I was seriously ready to tip my hat to Creationist Ken Ham for pulling a fast one over all of us.
He has to know that atheists read what he says, and he must have decided, “Wouldn’t it be funny if I said something really crazy? Those atheists would believe it because they’re not real skeptics, and I’d have a good laugh at their expense.”
That had to be the reason for this tweet:
The premise of that tweet (and the article it linked to) was that the supposed existence of non-stick frying pans 2,000 years ago proves that technology is always improving… so of course Noah’s Ark could have been built as large and sturdy as the Bible story suggests:
The truth is that we don’t know what kind of technologies Noah had — details are not given in the Bible…
A recent discovery made in Italy sheds more light on the intelligence of our ancestors.
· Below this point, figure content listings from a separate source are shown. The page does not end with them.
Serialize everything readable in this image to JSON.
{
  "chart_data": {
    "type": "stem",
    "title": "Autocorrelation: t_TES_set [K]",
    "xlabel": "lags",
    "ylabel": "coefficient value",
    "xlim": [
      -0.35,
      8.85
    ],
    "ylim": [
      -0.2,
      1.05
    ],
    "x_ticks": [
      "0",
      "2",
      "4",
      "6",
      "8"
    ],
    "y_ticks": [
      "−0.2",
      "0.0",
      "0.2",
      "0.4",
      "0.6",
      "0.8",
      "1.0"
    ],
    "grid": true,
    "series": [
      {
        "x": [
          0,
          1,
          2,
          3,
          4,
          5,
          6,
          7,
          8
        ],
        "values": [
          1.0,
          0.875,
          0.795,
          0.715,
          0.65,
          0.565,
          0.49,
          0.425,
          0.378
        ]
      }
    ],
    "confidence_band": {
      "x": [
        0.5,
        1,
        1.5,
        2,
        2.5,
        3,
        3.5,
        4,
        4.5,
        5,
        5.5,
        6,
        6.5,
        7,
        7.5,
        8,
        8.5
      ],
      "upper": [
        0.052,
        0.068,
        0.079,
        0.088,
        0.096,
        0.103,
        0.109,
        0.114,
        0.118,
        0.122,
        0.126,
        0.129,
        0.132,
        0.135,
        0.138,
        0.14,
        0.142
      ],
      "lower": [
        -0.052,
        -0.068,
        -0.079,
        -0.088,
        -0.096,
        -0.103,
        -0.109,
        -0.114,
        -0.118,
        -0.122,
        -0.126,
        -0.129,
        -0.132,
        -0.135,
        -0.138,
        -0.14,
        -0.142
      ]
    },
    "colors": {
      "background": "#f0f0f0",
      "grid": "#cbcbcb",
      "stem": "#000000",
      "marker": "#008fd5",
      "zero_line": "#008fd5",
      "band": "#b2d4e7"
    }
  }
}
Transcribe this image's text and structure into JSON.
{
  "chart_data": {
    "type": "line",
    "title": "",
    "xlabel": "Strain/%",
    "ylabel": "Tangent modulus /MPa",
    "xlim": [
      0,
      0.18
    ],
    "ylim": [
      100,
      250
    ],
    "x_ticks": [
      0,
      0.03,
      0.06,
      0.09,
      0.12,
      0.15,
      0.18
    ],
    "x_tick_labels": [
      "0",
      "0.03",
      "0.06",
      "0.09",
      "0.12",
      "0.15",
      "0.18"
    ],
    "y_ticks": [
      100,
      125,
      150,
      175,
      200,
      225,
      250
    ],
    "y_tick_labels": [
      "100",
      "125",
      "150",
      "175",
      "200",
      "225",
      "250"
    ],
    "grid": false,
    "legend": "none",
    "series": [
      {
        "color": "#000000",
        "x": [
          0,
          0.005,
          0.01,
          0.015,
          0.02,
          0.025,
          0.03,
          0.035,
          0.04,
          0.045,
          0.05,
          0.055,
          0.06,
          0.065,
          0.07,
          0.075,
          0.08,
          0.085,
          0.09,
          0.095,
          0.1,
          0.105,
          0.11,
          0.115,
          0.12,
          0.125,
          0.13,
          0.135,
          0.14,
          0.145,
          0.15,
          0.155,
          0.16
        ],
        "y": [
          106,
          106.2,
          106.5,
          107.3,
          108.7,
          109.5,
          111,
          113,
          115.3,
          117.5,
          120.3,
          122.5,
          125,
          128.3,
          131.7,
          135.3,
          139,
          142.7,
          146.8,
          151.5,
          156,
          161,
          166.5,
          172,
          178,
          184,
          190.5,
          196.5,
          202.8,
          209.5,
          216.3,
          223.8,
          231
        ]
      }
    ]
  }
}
If you cook, you probably know the frustration of everything sticking to your frying pan. Well, people 2,000 years ago did too! So they invented non-stick frying pans. Found in a garbage dump near Naples, the high-quality pottery pans featured a “red-slip coating” to keep food from sticking.
Our ancestors, descendants of Adam and Eve and made in God’s image just like us, were every bit as intelligent as we are (probably even more so). They ran into problems and came up with innovative solutions to solve these problems, just like we do. There’s no reason to assume that they couldn’t do amazing things like build an Ark for the saving of mankind.
First of all, you could say that the development of language and writing, which took place long before the Greatest Frying Pan in History™, was far more important of a technological advance. But if the Pan is roughly 2,000 years old, it’s worth pointing out that Young Earth Creationists peg the Great Flood as occurring about 4,400 years ago. Somehow, the amazing technology that produced the Ark advanced so much in the next two millennia that we finally got around to making sure food doesn’t stick on our pans.
It’s more relevant to point out that having awesome technology for your time still doesn’t resolve the biggest logical flaws with the Noah’s Ark story.
- Pairs of all the animals in existence simply couldn’t have fit on the Ark.
- You wouldn’t have enough food for the trip’s duration unless they all began eating each other.
- How do you explain all the terrestrial plants? Were they on the ship, too?
- What about the animals that are natural enemies or who can’t live in the same climate as each other?
- There’s no evidence of a universal flood as described by the Bible.
But fuck it. A non-stick Frying Pan proves Noah’s Ark totally could’ve happened.
He’s just kidding, right? As far as I can tell, no. He’s completely serious. He sincerely believes everything he’s saying.
April Fools Day doesn’t matter when everything you say is a joke.